The design principle is:

  • keep the transactional control plane lean
  • persist the security evidence you actually need
  • push event-scale history into optional analytics or archive tiers when you want longer retention

This page defines the recommended retention model for a self-hosted deployment.

Retention classes

Data class What it includes Primary store Recommended retention Why
Control-plane state tenants, policies, schedules, API keys, source registry, fleet state, graph state Postgres / Supabase keep current state + short operational history transactional truth, not a data lake
Scan jobs and results submitted scans, summaries, attached result payloads Postgres / Supabase 14-90 days in the control plane enough for operator review without turning the API DB into an archive
Runtime operational evidence proxy audit ingest, traces, OCSF ingest, gateway activity Postgres for recent operational views, optional ClickHouse for longer history 7-30 days in control plane, 30-365+ days in analytics recent ops stay fast; history moves to analytics
Compliance evidence signed evidence bundles, exported reports, review packets S3 or customer archive store match framework policy this is evidence, not dashboard cache
Security-lake / warehouse mirrors analytics projections, governance joins, long-range history ClickHouse, Snowflake, future Databricks target customer-defined lake and warehouse retention should be explicit and owned by the operator

Product rule

The control plane should stay good at:

  • answering "what is true right now?"
  • supporting operator workflows
  • serving recent scans, findings, fleet state, and runtime posture

It should not silently become:

  • a multi-year event archive
  • a warehouse substitute
  • a compliance evidence bucket

That is why the recommended shape is:

  • Postgres = transactional truth
  • ClickHouse / Snowflake = analytics and governance tier
  • S3 = archive and evidence

These are operator defaults, not enforced hard limits.

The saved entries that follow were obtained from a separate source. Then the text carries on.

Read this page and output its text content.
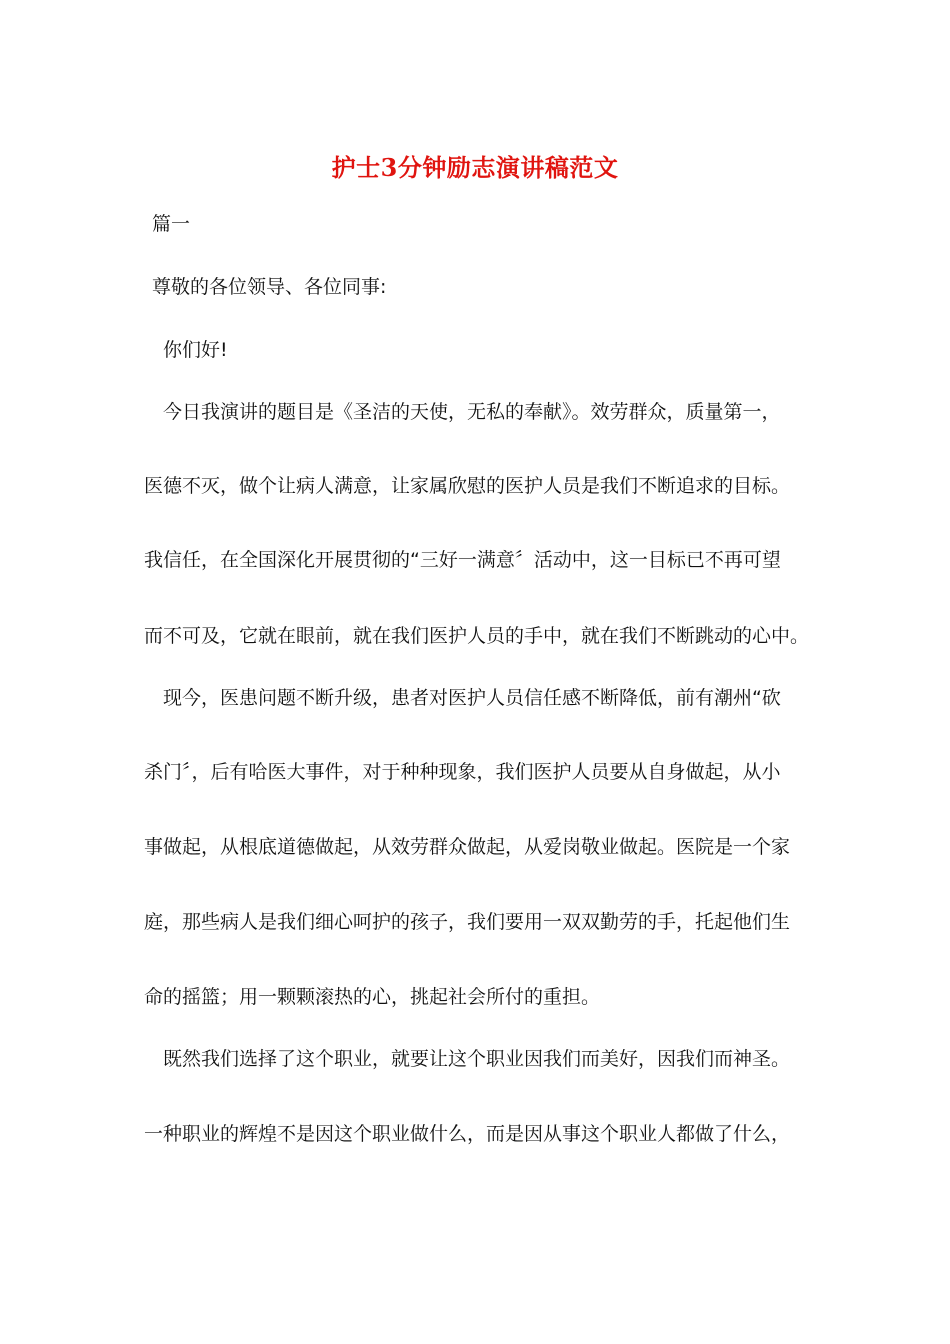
护士3分钟励志演讲稿范文
篇一
尊敬的各位领导、各位同事:
你们好!
今日我演讲的题目是《圣洁的天使，无私的奉献》。效劳群众，质量第一，
医德不灭，做个让病人满意，让家属欣慰的医护人员是我们不断追求的目标。
我信任，在全国深化开展贯彻的“三好一满意〞活动中，这一目标已不再可望
而不可及，它就在眼前，就在我们医护人员的手中，就在我们不断跳动的心中。
现今，医患问题不断升级，患者对医护人员信任感不断降低，前有潮州“砍
杀门〞，后有哈医大事件，对于种种现象，我们医护人员要从自身做起，从小
事做起，从根底道德做起，从效劳群众做起，从爱岗敬业做起。医院是一个家
庭，那些病人是我们细心呵护的孩子，我们要用一双双勤劳的手，托起他们生
命的摇篮；用一颗颗滚热的心，挑起社会所付的重担。
既然我们选择了这个职业，就要让这个职业因我们而美好，因我们而神圣。
一种职业的辉煌不是因这个职业做什么，而是因从事这个职业人都做了什么，
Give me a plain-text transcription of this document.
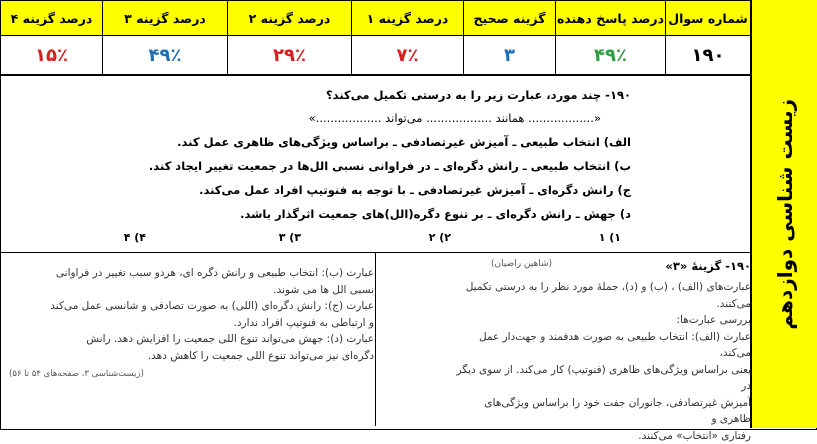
زیست شناسی دوازدهم
شماره سوال	درصد پاسخ دهنده	گزینه صحیح	درصد گزینه ۱	درصد گزینه ۲	درصد گزینه ۳	درصد گزینه ۴
۱۹۰	۴۹٪	۳	۷٪	۲۹٪	۴۹٪	۱۵٪
۱۹۰- چند مورد، عبارت زیر را به درستی تکمیل می‌کند؟
«.................. همانند .................. می‌تواند ..................»
الف) انتخاب طبیعی ـ آمیزش غیرتصادفی ـ براساس ویژگی‌های ظاهری عمل کند.
ب) انتخاب طبیعی ـ رانش دگره‌ای ـ در فراوانی نسبی الل‌ها در جمعیت تغییر ایجاد کند.
ج) رانش دگره‌ای ـ آمیزش غیرتصادفی ـ با توجه به فنوتیپ افراد عمل می‌کند.
د) جهش ـ رانش دگره‌ای ـ بر تنوع دگره‌(الل)های جمعیت اثرگذار باشد.
۱) ۱
۲) ۲
۳) ۳
۴) ۴
۱۹۰- گزینهٔ «۳»
(شاهین راضیان)

عبارت‌های (الف) ، (ب) و (د)، جملهٔ مورد نظر را به درستی تکمیل

می‌کنند.

بررسی عبارت‌ها:

عبارت (الف): انتخاب طبیعی به صورت هدفمند و جهت‌دار عمل می‌کند،

یعنی براساس ویژگی‌های ظاهری (فنوتیپ) کار می‌کند. از سوی دیگر در

آمیزش غیرتصادفی، جانوران جفت خود را براساس ویژگی‌های ظاهری و

رفتاری «انتخاب» می‌کنند.

عبارت (ب): انتخاب طبیعی و رانش دگره ای، هردو سبب تغییر در فراوانی

نسبی الل ها می شوند.

عبارت (ج): رانش دگره‌ای (اللی) به صورت تصادفی و شانسی عمل می‌کند

و ارتباطی به فنوتیپ افراد ندارد.

عبارت (د): جهش می‌تواند تنوع اللی جمعیت را افزایش دهد. رانش

دگره‌ای نیز می‌تواند تنوع اللی جمعیت را کاهش دهد.

(زیست‌شناسی ۳، صفحه‌های ۵۴ تا ۵۶)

Deployment shape Scan job retention in control plane Runtime evidence retention in control plane Analytics/archive recommendation
Local / small team 14-30 days 7-14 days no extra tier unless you need it
Enterprise pilot 30-60 days 14-30 days add ClickHouse if runtime history matters
Broader rollout 30-90 days 7-30 days move retained event history to ClickHouse, Snowflake, or archive

What stays in Postgres

Keep these in Postgres or Supabase even if you add a lake:

  • tenant-scoped policy and auth state
  • schedules and active job coordination
  • fleet and source registry state
  • graph and remediation workflow state
  • recent operational views that need fast transactional reads

This keeps the control plane predictable and fast.

What should move out of Postgres first

If retention pressure or query drag increases, move these first:

  • long-range proxy and gateway audit history
  • traces and event-heavy ingest
  • trend and historical analytics reads
  • exported evidence packets and old signed bundles

Operator-visible retention

The product should be clear about retention in three places:

  1. docs
  2. deployment values and env settings
  3. UI/runtime status surfaces

If a tenant asks "how long do we keep this?", the answer should not require opening the database.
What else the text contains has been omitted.